Kevin Pietersen and Andrew Strauss began the England innings in right earnest as they plundered 12 runs of the opening over. Their partnership provided England not only with the runs but also the hope that they could win this game after a poor bowling performance. Pietersen was dismissed, though, in the 18th over when he couldn’t help holing out to cover off the impressive left arm spinner Pieter Seelaar. Strauss was looking good and with the company of the in-form Jonathan Trott, began slowly chipping away at the target when he decided to pull a short ball unconvincingly and gave Tom Cooper a catch at deep square leg.
Doeschate wasn’t done for the day. With his bowling he picked up two quick wickets – of Trott and Ian Bell – to mount the pressure on England. But Paul Collingwood and Ravi Bopara ruled out an upset with a clinical assault that helped them clinch the issue with 8 balls to spare.
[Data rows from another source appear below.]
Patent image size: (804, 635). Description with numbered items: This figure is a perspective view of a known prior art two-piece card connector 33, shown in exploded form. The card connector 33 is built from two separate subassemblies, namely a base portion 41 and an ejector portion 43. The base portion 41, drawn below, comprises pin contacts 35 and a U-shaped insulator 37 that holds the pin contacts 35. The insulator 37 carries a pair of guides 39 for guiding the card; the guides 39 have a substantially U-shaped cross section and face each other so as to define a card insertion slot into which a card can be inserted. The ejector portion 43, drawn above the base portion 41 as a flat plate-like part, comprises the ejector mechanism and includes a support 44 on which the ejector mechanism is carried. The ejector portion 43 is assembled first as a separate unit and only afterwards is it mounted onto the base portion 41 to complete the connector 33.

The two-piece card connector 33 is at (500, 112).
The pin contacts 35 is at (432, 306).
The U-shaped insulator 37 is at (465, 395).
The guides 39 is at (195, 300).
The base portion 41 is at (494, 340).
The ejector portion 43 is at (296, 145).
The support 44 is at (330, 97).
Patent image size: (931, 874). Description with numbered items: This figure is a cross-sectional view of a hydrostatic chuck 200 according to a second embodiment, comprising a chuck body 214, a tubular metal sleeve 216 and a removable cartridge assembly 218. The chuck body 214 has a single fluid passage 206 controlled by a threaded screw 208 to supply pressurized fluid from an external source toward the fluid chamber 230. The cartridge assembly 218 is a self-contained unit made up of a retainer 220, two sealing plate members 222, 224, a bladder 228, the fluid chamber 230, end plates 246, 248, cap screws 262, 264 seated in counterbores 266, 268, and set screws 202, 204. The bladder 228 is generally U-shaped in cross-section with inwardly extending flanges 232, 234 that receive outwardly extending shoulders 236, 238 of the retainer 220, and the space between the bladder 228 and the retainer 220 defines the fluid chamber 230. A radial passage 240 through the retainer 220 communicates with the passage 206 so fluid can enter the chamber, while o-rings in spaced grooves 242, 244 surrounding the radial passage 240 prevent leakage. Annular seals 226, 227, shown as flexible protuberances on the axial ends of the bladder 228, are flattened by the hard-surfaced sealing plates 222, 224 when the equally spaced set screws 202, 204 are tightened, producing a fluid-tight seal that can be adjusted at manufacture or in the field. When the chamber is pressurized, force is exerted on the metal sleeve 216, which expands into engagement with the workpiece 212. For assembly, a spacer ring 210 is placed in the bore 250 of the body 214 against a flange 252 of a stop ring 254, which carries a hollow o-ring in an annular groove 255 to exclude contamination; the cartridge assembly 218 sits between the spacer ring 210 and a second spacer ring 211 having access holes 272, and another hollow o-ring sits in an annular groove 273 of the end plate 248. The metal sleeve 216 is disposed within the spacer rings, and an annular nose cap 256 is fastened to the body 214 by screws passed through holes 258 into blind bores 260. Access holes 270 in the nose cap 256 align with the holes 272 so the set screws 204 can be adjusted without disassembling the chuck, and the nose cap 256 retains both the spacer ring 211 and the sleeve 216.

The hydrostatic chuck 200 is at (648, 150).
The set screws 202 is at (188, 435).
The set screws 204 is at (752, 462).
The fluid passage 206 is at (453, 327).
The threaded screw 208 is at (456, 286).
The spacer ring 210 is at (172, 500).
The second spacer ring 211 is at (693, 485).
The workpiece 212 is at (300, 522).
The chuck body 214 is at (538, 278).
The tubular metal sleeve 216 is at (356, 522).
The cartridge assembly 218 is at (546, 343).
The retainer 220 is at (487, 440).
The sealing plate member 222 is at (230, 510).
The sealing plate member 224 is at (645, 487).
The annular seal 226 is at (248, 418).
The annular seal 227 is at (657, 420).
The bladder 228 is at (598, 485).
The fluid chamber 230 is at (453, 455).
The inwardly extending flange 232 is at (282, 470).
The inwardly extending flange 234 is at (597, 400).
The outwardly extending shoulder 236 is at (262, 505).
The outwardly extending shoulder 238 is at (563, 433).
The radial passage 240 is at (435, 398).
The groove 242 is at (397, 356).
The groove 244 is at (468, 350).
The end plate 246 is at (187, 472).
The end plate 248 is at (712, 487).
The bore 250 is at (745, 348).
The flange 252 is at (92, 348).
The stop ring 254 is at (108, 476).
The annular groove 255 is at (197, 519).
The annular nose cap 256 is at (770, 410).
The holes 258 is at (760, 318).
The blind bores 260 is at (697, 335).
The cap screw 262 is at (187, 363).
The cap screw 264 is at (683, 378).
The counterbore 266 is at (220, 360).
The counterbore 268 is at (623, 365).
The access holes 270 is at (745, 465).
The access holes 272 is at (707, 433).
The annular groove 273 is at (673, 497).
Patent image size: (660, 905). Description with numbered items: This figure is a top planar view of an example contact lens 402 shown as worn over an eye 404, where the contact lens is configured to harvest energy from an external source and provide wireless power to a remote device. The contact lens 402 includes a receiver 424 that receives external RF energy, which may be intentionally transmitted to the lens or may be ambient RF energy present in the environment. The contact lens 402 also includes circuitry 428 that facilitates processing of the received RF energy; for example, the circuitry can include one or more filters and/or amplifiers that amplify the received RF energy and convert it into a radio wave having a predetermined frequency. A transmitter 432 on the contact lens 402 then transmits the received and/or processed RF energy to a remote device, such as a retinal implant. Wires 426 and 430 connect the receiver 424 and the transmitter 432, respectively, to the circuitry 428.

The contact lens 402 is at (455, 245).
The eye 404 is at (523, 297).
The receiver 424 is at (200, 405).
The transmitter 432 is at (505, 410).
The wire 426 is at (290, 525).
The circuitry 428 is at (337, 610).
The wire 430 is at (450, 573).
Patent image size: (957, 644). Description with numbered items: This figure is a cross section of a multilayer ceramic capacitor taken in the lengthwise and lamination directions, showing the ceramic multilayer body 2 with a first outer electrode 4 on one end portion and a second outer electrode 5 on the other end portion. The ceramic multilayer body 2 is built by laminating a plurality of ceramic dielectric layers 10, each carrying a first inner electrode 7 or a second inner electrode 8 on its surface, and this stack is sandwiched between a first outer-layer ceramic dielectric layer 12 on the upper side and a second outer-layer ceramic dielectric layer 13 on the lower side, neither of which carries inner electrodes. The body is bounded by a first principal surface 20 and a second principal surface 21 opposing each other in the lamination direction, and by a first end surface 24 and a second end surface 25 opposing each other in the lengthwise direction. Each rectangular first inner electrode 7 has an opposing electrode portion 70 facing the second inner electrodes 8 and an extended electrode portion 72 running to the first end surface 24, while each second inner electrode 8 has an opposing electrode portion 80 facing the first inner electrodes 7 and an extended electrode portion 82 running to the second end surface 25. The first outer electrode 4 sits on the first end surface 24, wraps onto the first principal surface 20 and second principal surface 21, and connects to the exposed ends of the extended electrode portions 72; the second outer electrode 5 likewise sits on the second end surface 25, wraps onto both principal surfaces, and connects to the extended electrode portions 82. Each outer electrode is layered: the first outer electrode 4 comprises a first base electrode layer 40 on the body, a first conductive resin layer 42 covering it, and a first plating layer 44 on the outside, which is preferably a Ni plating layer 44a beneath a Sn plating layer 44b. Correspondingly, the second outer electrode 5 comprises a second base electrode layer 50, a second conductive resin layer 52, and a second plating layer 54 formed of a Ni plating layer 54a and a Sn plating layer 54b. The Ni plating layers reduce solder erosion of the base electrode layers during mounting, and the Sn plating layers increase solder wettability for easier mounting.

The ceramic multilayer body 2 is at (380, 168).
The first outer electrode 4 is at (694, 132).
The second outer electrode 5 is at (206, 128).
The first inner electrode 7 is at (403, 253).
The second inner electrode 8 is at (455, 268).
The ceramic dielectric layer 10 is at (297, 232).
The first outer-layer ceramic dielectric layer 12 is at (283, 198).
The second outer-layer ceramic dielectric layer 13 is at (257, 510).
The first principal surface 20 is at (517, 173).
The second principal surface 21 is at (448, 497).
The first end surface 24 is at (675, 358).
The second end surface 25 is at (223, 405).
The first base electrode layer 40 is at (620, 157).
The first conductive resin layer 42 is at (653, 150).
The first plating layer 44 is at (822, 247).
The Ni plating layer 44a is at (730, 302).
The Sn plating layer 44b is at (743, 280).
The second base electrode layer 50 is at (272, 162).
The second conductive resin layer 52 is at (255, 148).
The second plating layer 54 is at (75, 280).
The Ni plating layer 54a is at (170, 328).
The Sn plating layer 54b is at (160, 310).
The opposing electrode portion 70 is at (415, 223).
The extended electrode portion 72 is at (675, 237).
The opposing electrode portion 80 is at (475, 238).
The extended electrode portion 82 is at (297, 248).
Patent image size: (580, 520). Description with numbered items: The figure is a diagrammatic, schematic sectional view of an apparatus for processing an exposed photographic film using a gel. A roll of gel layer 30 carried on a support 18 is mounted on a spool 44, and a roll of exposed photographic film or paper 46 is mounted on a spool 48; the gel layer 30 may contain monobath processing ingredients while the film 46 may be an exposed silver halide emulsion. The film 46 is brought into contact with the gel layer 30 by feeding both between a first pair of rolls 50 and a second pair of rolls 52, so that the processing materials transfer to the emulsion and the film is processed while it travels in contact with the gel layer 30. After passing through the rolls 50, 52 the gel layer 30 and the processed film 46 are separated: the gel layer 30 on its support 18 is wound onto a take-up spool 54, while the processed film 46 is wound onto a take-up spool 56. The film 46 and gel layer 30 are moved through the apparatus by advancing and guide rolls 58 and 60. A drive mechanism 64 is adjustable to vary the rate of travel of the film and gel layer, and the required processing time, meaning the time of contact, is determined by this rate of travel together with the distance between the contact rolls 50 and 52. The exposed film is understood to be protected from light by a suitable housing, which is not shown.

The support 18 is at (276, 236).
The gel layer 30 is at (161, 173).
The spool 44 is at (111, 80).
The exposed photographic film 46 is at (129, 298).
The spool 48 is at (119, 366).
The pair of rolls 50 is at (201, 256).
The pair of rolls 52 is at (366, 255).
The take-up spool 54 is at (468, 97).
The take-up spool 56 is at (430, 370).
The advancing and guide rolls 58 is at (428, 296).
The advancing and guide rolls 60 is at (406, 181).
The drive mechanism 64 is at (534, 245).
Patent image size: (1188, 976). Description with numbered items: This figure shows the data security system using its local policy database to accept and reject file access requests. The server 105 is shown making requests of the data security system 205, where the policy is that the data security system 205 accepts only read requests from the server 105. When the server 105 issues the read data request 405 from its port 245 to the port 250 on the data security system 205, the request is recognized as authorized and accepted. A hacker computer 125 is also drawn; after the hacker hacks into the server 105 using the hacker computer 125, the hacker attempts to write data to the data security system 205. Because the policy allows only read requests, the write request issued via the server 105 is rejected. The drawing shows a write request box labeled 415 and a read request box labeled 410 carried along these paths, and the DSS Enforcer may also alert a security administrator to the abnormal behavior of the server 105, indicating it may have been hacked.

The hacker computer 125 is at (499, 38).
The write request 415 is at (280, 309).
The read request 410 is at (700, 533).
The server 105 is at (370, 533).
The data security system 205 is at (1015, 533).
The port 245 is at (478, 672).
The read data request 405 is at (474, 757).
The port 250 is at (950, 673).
The Oranjes lost the match in the city of Oranges but won the hearts of all. The Associates’ cause certainly got a big boost with this performance after the disappointments of Sunday.
England will have to work very hard as they still seem to be in the Ashes hangover. They need to get their bowlers to bowl good line and lengths – they should now realise that they are now bowling in India and not Australia. I’m not too sure if Pietersen is the right man to open the batting for England because that just leaves a gaping hole in the middle order which a better bowling attack will be able to exploit. They need to really think a lot for the coming matches.
As for the Dutchmen, they’ve got the belief now. They need to sustain this going forward and give more teeth to their bowling. I’m sure they can spring a few upsets. My friends in Amsterdam would be really proud if they did so in this tournament.